Am 21.11.2006 haben das Ministerium für Umwelt, der SaarForst-Landesbetrieb und der BUND Saar eine gemeinsame Vereinbarung über die Durchführung und Begleitung des Projektes "Prozessschutzrevier Quierschied" unterzeichnet.
"Prozessschutz im Wirtschaftswald bedeutet, dass so gewirtschaftet wird, dass die natürlichen Abläufe wie zum Beispiel die Naturverjüngung und die natürliche Selektion und die natürliche Dynamik in den Wäldern weitgehend zugelassen werden. Sie werden im Sinne der Wirtschaftsziele genutzt, soweit sie zielführend sind.


Unserer Ansicht nach ist daher die prozessschutzorientierte Waldbewirtschaftung wegen der zu erwartenden erheblichen Kosteneinsparungen durch biologische Automation, Extensivierung und verringertes Produktionsrisiko nicht nur aus ökologischer, sondern auch aus betriebswirtschaftlicher Sicht sehr attraktiv. Sie zeichnet sich durch eine hohe Naturnähe, eine breite gesellschaftliche Akzeptanz und die Verpflichtung zur konsequenten Umsetzung aus.
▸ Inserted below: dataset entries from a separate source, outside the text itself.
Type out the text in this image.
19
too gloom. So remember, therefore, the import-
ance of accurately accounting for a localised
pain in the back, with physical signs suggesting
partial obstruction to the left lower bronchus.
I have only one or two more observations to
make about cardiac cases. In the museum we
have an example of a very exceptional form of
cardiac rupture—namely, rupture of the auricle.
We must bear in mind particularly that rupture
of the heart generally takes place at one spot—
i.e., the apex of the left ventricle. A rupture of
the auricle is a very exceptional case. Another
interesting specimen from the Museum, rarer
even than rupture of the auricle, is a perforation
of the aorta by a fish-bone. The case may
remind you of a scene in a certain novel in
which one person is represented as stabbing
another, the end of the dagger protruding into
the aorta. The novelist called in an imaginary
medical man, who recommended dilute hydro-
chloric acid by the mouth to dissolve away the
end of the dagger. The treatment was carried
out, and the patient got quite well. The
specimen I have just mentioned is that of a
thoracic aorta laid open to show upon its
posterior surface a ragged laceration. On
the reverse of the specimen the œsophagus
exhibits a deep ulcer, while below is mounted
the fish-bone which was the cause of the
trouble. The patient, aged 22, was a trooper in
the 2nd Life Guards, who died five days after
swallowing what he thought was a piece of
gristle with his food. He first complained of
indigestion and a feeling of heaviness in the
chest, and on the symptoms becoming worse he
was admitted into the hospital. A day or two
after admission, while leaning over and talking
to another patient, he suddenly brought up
Es ist daher unserer Ansicht nach das Konzept zur dauerhaft-nachhaltigen und ökologischen Nutzung unserer Wälder nicht nur in Mitteleuropa", so Christoph Hassel, stellv. Landesvorsitzender des BUND Saar.
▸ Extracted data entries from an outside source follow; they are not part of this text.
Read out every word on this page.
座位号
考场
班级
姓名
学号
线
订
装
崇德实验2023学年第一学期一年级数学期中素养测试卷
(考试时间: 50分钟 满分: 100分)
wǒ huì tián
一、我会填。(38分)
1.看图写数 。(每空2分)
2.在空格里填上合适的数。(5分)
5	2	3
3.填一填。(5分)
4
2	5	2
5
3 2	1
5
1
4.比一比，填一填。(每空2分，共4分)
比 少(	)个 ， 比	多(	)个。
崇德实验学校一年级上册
Eingriffe forstlicher Art in Prozessschutzwäldern erfolgen nach dem Minimum-Prinzip, verbunden mit dem Ziel, die naturnahe Waldwirtschaft zu fördern, die Qualität der verbleibenden Bäume anzuheben und reife Bäume zu ernten. Um diese natürlichen Prozesse beobachten und aus ihnen lernen zu können, werden zehn Prozent der Waldfläche als so genannte Referenzflächen ausgewiesen, auf denen forstliche Eingriffe unterbleiben.

Ziele

In dem rund 950 Hektar großen Revier in Quierschied sollen die waldbaulichen Strategien langfristig weitergeführt, entwickelt, dokumentiert und ausgewertet werden. Die mittel- und langfristige betriebliche Zielsetzung soll unter Beteiligung des BUND Saar erfolgen. Hier sollen die Wirtschaftspläne mit dem BUND abgestimmt werden. Betriebswirtschaftliche Ergebnisse und waldbauliche Entwicklungen werden im Rahmen der bestehenden Informationssysteme dokumentiert und dem BUND zeitnah zur Verfügung gestellt.